Begging for pencils and paper

They have almost no resources. They beg for pencils and paper. They have to use the state-controlled phone network, knowing that they are being monitored by the political police and that what they say can be used against them in court.

They tell us that the broadcasting of their news and names through Radio Marti is their best protection against official reprisals. Many have been released by police after we have broadcast a story of their arrest.

It seems that the regime fears the impact that this type of news could have in any process of consolidation of the dissident movement. But there is more to it. Whenever an independent journalist is arrested, we seek immediately the reaction of journalists' institutions such as the Inter American Press Association, the Committee for the Protection of Journalists, and Reporters Without Borders. Evidently Fidel Castro's regime dreads this sort of international repercussion, and in most instances the independent journalist is released after a few hours of detention and intimidation.

Raul Rivero, the Cuba Press News Agency editor, is perhaps one of the best examples of this. At least twice he has been released after we aired the story of his arrest and international reaction to it.

Nonetheless, in the past few weeks the regime has increased efforts to infiltrate the independent-journalists movement and also has submitted these women and men to higher levels of abuse. The State Security objective now seems to be journalists of little renown whose arrest would not likely raise much national or international havoc.

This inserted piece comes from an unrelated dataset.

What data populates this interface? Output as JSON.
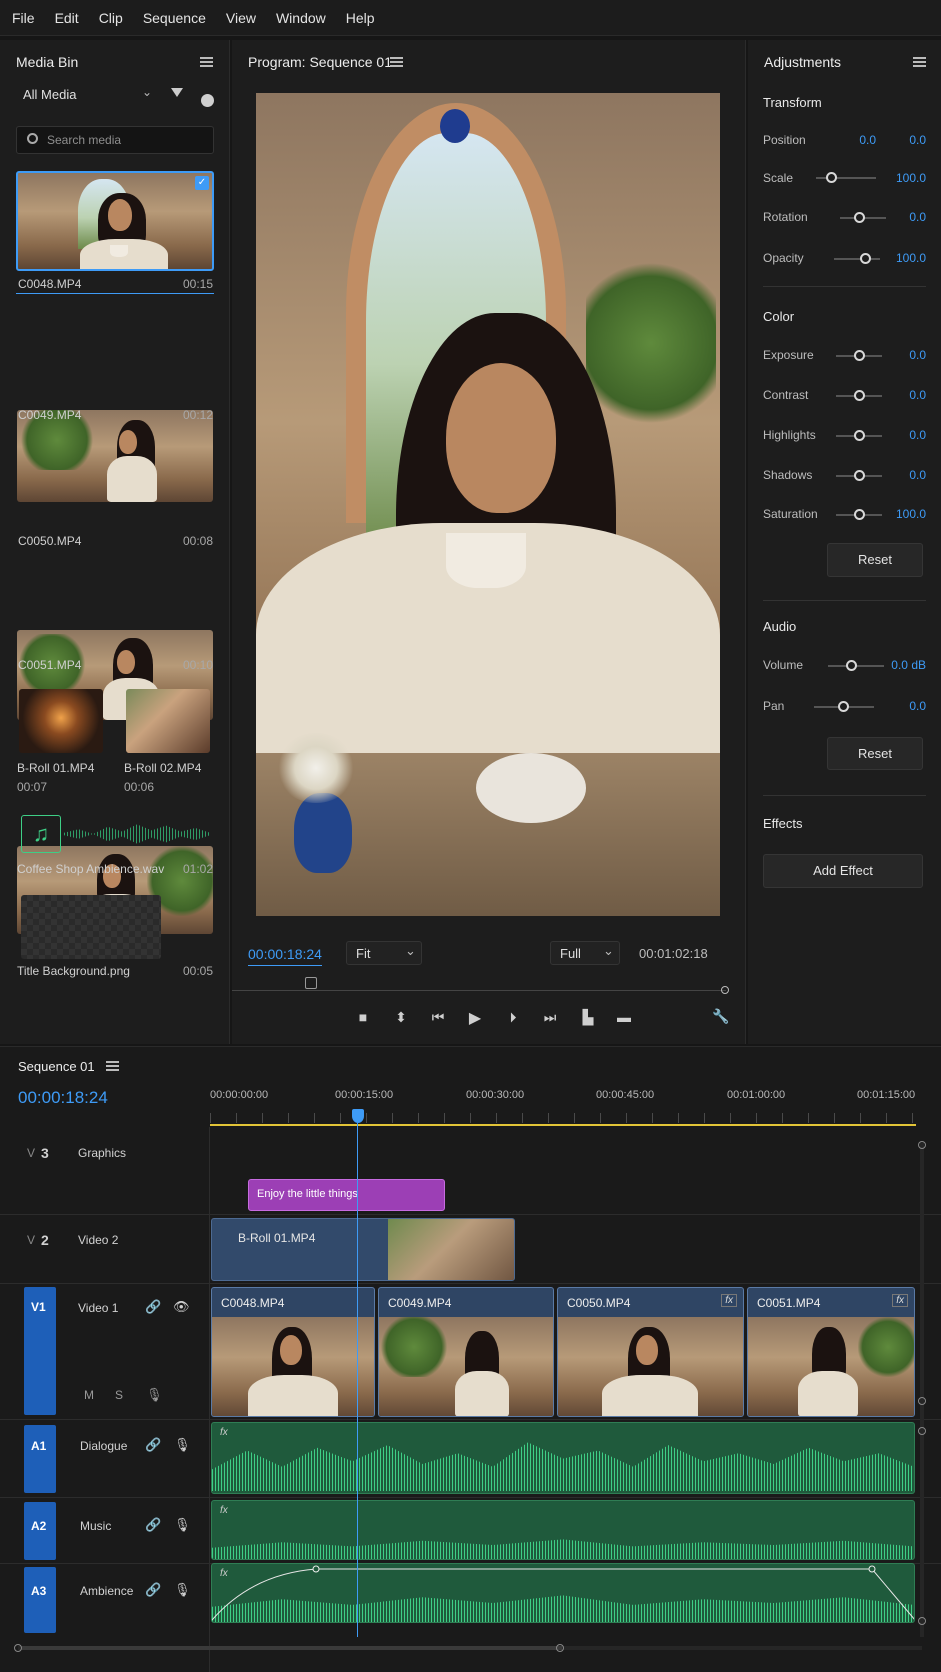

While the regime unleashes harsher reprisals, 10 days ago an unidentified aggressor with a machete almost severed the right hand of an independent newsman. Two weeks ago the State Security Police arrested an independent female journalist. They told her that unless she agreed to collaborate by feeding Radio Marti with false information, she would be taken to court for conspiracy and jailed for two to four years. Their objective is to reduce Radio Marti's credibility among the Cuban people.

After four days in solitary confinement, the woman agreed to sign a "contract'' by which she appeared to accept all conditions for her release. She was let go soon after, and immediately she called Radio Marti. She said that she had no intention of carrying out the "contract'' and that she would rather go to jail than betray her fellow independent journalists. Signing, she explained, enabled her to get out and speak. She also wanted to arrange protection for her 18-year-old son; she asked also that we keep her statement secret until she had. (The Catholic Church will provide him protection.)

In the face of such increasing repression, a way must be found among U.S. and Latin American news institutions to give effective support to these men and women who so valiantly struggle in Cuba for a free press and a transition toward democracy.

Journalists need help to survive

That is what freedom of the press is all about. Empty words will not suffice. The kind of support that these journalists need to survive and win goes beyond periodic reports saying what almost everyone knows: That there is no freedom of the press in Cuba.

The European association Reporters Without Borders on Dec. 10 gave independent journalist Raul Rivero an award for his work. Rivero said that he only hoped that the award would focus worldwide attention on the independent journalists' difficult and dangerous work in Cuba. Perhaps Rivero's plea will move colleagues in America to take an active role in helping the brave Cuban independent journalists with whatever means they have. I only hope that they do it before it is too late.